The New York Times reports today:
BEIJING — China, the world’s leading emitter of greenhouse gases from coal, has been burning up to 17 percent more coal a year than the government previously disclosed, according to newly released data. The finding could complicate the already difficult efforts to limit global warming.
Even for a country of China’s size, the scale of the correction is immense. The sharp upward revision in official figures means that China has released much more carbon dioxide — almost a billion more tons a year according to initial calculations — than previously estimated.
The increase alone is greater than the whole German economy emits annually from fossil fuels.
I especially enjoy this little detail buried way down in the story:
This is not the first time China has underestimated its coal consumption. In the late 1990s, small coal mines were ordered to close, but many of them simply stopped reporting their output to the government. For a time, this created an erroneous impression that China had succeeded in generating economic growth without increasing emissions.
But I’m sure we can trust China to comply fully with any climate agreement that comes out of Paris next month.
But that’s only the beginning of the story about how energy reality is harshing green mellow. Reuters reports today:
In Asia alone this year power companies are building more than 500 coal-fired plants, with at least a thousand more on planning boards.
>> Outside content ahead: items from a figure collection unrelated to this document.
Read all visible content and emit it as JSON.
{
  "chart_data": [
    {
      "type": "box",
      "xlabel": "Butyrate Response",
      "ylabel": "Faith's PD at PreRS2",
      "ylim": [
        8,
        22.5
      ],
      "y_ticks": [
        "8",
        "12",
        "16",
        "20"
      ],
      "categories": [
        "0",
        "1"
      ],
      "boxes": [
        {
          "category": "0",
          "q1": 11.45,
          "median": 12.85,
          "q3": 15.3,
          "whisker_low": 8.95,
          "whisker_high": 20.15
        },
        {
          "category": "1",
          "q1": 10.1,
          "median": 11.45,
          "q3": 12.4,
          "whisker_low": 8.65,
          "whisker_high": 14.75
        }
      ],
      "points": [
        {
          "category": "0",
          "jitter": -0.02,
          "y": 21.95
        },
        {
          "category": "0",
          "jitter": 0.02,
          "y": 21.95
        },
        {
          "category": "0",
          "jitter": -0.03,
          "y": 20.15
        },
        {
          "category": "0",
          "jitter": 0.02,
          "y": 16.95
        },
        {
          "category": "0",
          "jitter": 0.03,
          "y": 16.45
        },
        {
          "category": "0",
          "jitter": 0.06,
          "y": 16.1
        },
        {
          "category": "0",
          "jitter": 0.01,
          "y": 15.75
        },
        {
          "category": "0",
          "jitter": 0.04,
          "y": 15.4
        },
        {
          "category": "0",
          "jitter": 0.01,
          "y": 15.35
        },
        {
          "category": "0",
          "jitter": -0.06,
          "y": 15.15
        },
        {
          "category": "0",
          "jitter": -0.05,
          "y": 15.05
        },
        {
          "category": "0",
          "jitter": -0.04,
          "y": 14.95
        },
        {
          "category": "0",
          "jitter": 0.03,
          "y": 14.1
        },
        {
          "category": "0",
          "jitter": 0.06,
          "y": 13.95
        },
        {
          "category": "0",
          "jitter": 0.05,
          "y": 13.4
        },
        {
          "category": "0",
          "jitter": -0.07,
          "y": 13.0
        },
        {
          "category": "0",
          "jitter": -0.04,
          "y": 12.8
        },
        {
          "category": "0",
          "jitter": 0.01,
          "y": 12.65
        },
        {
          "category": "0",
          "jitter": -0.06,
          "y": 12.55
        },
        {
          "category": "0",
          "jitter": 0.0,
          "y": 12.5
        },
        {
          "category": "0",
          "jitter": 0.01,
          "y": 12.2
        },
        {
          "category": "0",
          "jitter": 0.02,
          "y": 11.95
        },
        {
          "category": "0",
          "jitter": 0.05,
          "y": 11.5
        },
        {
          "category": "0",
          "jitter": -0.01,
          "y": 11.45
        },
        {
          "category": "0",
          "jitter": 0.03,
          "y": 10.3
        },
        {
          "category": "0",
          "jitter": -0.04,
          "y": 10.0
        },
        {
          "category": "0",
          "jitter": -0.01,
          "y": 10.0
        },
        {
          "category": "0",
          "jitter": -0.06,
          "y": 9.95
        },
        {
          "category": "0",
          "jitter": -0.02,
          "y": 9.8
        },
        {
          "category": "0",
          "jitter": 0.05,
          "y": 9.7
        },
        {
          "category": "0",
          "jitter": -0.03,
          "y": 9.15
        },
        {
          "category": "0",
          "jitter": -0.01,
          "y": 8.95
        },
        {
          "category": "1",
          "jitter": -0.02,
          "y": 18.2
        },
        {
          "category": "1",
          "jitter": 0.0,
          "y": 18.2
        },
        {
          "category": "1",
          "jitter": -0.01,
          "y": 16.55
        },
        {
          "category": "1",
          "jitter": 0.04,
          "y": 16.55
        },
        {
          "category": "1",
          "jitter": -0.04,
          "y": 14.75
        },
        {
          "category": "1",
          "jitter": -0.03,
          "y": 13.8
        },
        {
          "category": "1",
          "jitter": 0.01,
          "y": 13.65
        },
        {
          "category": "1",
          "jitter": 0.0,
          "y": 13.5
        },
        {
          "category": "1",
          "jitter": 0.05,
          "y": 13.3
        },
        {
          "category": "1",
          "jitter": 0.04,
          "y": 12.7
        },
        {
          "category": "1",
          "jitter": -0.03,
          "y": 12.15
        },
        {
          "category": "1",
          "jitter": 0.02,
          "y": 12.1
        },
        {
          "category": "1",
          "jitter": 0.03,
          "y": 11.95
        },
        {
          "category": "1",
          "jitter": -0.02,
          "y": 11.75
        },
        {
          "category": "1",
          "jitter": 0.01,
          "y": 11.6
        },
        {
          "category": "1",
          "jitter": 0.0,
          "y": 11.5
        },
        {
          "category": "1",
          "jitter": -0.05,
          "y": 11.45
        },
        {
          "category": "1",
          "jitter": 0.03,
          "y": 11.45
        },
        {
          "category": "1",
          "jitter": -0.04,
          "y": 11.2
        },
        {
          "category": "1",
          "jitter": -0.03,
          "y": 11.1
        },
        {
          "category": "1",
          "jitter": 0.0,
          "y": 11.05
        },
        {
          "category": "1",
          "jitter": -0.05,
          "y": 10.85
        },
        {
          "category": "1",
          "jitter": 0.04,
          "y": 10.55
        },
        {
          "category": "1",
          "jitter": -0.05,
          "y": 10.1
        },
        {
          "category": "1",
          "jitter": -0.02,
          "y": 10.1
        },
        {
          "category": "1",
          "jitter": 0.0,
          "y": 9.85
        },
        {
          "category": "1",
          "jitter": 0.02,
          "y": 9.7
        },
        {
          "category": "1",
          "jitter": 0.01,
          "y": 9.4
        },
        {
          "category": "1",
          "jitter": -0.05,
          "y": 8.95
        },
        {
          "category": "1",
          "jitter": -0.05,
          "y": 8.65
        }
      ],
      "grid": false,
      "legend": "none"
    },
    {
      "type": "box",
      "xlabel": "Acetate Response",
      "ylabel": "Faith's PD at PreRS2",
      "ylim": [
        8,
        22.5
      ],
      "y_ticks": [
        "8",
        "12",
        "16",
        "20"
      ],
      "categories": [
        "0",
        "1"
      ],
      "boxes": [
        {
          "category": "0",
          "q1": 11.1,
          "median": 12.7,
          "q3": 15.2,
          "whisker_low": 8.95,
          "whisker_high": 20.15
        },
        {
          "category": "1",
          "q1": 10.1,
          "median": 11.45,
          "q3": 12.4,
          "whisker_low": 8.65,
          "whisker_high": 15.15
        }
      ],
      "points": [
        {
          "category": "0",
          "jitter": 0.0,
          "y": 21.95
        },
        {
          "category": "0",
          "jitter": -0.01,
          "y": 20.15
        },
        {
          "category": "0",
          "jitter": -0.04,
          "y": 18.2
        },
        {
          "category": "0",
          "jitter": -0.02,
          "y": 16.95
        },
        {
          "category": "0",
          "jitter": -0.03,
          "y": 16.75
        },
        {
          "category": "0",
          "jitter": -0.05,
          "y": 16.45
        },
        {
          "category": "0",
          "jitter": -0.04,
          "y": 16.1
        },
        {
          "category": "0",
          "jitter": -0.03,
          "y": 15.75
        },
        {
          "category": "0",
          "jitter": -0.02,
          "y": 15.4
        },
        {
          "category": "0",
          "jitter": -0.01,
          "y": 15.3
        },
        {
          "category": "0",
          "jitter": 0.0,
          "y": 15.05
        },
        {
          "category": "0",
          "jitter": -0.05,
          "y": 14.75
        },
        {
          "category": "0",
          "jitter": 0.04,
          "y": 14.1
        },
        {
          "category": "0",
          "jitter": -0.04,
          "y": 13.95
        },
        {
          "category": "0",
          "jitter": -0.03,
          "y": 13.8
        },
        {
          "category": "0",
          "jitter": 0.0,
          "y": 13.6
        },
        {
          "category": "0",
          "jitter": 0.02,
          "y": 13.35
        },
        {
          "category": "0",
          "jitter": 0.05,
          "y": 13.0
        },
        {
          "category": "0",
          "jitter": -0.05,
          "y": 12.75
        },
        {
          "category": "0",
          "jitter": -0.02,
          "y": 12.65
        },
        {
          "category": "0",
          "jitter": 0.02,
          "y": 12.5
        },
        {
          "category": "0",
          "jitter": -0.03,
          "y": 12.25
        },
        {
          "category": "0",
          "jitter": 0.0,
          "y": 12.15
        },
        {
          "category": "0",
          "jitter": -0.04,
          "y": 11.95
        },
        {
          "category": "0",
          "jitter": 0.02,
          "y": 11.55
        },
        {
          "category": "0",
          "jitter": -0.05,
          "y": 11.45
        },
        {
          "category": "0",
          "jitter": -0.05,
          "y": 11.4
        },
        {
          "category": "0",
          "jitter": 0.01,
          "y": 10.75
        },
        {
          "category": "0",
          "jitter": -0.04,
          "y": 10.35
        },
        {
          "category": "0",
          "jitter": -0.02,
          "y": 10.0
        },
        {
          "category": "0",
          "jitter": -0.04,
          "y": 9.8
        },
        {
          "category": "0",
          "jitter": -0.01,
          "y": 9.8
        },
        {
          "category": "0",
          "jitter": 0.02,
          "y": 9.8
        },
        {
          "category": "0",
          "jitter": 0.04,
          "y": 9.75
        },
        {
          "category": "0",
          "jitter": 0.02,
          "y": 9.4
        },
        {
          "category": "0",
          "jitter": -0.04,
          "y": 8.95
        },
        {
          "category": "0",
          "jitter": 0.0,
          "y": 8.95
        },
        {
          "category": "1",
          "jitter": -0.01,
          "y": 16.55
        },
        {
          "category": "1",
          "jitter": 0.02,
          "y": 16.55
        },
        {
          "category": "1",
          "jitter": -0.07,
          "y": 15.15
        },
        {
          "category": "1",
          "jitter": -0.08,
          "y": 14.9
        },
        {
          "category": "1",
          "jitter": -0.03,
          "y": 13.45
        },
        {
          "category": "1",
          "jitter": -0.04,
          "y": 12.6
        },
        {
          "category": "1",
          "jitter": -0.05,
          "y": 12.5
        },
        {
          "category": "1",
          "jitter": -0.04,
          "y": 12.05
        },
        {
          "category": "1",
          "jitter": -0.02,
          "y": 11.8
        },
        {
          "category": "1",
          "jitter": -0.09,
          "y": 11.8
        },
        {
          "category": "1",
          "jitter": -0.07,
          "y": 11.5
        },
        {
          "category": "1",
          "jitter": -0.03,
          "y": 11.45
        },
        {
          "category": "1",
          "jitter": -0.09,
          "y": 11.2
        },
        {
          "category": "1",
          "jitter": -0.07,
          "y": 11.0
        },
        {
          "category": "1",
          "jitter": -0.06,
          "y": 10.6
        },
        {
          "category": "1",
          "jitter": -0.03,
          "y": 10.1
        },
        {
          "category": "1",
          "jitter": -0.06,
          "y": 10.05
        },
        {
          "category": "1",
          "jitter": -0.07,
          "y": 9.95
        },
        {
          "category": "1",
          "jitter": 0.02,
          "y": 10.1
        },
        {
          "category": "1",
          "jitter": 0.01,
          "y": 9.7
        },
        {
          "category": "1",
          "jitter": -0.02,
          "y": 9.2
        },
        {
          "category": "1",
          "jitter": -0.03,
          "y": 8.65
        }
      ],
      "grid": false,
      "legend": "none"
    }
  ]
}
That’s more than the total number of coal plants in the U.S. Which Obama is trying to close down. In fact, just today Michael Bloomberg and Michael Brune (head of the Sierra Club) proudly proclaim: “We’re Winning the War Against Coal.” (Nice to see they admit they’re waging a “war” against an entire industry.) But the war doesn’t seem to be going very well overseas:
The shine is coming off once bright prospects for natural gas as the future fossil fuel of choice in Asia as power companies in India and Southeast Asia tap abundant and cheap domestic coal resources to generate electricity.
Asian loyalty to coal is shrinking the space available for natural gas just as supplies are ramping up after massive investments in U.S. and Australian output. Demand growth for natural gas is also slowing in top energy consumer China, further dampening the fuel’s prospects.
While much attention has been given to a potential peak in China’s coal demand and worries about emissions, in Asia alone this year power companies are building more than 500 coal-fired plants, with at least a thousand more on planning boards. Coal is not only cheaper than natural gas, it is often available locally and has no heavy import costs.
The greenies keep telling us that wind and solar are now cheaper than fossil fuel, yet the developing world somehow doesn’t get on board. Maybe because it is a lie.